We used to have a word to describe the order we long for: justice. The West’s greatest thinkers, no less than its major religious traditions, have insisted again and again on the centrality of justice. “Justice is the end of government,” James Madison wrote in Federalist No. 51. “It is the end of civil society.” Madison was echoing Aristotle, who argued that justice is the purpose of political community. Though today we often think of justice only in reference to crime and punishment, Aristotle understood that there is far more to justice than that: He contended that justice means arranging society in the right way, in accord with how humans are made and meant to live. The just society is one that permits its citizens to exercise their noblest gifts, to reach their highest potentials, to flourish. Thus while all partnerships aim at some good, Aristotle taught, the political partnership “aims at the most authoritative good of all,” at justice.
We no longer think of justice in this manner, partly because for the better part of a century the term has been hijacked by the left. In the last hundred years, justice became oddly synonymous with labor unions and planned economies and then the anti-American radicalism of the 1960s. It is now too often taken to describe egalitarian economics. But the left’s notion of justice has turned out to be both shallow and calamitous. The left’s agenda has not delivered justice, and indeed, it has blinded us to the fact that justice is what we lack.
While liberals advocated their distorted notion of justice, conservatives abandoned the concept altogether, instead emphasizing freedom and independence in contrast to the left’s egalitarianism. Freedom and independence are valuable things, indispensable in fact, but they are worthwhile precisely because they are just — they are right for the human person. There can be no true freedom apart from a just society. And it will no longer do for conservatives to advocate the former without the latter.
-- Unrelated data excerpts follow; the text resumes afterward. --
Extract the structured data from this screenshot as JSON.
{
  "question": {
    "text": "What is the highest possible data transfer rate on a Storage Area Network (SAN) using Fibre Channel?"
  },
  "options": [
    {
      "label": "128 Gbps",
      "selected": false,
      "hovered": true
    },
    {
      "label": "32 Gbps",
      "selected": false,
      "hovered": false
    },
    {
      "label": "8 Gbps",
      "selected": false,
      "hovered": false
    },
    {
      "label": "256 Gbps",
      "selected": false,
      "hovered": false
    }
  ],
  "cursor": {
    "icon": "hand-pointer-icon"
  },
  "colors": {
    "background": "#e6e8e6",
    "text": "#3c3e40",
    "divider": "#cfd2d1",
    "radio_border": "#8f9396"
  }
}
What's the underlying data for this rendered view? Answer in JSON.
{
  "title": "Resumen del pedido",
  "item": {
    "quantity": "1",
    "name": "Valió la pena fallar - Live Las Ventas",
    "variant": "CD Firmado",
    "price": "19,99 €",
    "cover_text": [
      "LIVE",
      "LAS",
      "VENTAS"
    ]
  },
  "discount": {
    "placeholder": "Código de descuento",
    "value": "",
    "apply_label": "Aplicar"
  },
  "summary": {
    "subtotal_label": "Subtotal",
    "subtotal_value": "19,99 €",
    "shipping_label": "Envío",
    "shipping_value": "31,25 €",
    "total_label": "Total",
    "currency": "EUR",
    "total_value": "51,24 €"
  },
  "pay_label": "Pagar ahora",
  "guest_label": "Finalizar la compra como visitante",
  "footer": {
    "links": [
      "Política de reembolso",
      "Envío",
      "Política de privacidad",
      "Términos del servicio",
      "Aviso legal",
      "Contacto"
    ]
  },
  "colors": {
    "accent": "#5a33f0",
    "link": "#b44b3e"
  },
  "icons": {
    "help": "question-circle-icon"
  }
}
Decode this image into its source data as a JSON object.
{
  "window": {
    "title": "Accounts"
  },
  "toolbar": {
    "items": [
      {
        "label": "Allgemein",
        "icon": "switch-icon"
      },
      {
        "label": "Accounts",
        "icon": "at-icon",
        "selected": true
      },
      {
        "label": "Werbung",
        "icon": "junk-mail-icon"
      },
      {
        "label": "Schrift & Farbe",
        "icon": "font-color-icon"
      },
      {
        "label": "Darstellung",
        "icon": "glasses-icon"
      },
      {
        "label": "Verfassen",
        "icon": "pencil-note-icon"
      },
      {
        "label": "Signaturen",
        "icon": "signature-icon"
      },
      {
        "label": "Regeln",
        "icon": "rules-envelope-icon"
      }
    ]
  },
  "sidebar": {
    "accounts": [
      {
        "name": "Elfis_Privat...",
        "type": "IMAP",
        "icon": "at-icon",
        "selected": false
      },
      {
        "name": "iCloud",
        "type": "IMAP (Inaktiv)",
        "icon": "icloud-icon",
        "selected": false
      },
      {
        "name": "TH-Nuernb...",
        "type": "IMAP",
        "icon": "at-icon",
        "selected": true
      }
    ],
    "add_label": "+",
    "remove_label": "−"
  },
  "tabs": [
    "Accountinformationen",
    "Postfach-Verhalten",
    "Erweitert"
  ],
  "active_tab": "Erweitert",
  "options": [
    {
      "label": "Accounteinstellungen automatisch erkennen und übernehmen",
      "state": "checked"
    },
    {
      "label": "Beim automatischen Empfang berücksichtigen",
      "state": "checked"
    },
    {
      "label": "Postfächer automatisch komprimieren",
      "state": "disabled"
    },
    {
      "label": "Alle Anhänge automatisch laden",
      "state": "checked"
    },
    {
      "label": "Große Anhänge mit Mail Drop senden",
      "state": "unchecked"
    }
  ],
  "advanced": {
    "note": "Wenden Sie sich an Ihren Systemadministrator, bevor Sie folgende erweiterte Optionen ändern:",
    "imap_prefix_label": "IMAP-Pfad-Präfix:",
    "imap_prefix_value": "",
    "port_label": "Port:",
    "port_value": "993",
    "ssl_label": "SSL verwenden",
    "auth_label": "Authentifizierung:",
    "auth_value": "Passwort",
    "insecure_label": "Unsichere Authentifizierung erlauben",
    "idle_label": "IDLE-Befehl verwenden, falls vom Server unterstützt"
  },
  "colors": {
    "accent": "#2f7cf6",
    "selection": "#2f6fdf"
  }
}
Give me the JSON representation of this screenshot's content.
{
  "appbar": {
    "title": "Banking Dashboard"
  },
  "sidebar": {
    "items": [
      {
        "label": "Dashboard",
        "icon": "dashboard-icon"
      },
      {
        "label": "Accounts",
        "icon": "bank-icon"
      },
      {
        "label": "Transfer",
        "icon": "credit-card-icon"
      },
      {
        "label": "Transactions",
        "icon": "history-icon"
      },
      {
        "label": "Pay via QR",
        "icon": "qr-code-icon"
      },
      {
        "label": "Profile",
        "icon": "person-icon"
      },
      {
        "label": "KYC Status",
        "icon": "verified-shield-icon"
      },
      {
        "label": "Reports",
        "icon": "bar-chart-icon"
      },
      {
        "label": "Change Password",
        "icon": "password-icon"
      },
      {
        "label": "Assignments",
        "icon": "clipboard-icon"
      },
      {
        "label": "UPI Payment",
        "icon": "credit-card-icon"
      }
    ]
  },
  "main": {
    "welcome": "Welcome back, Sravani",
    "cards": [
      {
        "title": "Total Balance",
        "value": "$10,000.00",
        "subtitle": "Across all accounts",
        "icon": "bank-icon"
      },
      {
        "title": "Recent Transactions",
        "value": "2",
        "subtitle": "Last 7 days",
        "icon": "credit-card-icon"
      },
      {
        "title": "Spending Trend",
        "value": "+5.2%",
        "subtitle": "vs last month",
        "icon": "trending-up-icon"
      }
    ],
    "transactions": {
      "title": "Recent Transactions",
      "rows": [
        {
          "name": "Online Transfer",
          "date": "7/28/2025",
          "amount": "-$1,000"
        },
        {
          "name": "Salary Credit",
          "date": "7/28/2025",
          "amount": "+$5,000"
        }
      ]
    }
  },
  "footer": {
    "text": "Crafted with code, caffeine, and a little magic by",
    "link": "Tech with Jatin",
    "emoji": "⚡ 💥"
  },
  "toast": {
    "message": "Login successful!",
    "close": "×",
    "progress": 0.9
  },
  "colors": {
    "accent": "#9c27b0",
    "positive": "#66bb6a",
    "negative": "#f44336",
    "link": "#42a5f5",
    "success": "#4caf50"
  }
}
Conservatives must do more than promise to downsize government and let each individual go his own way. They must offer a better vision of a better society, a vision of political justice, with an agenda to match. This is how conservatives can speak to the country’s deepest needs, and this is how conservatives can summon the nation again to its highest potential. For if justice is the supreme achievement of a free people, to call Americans to justice is to call them to greatness.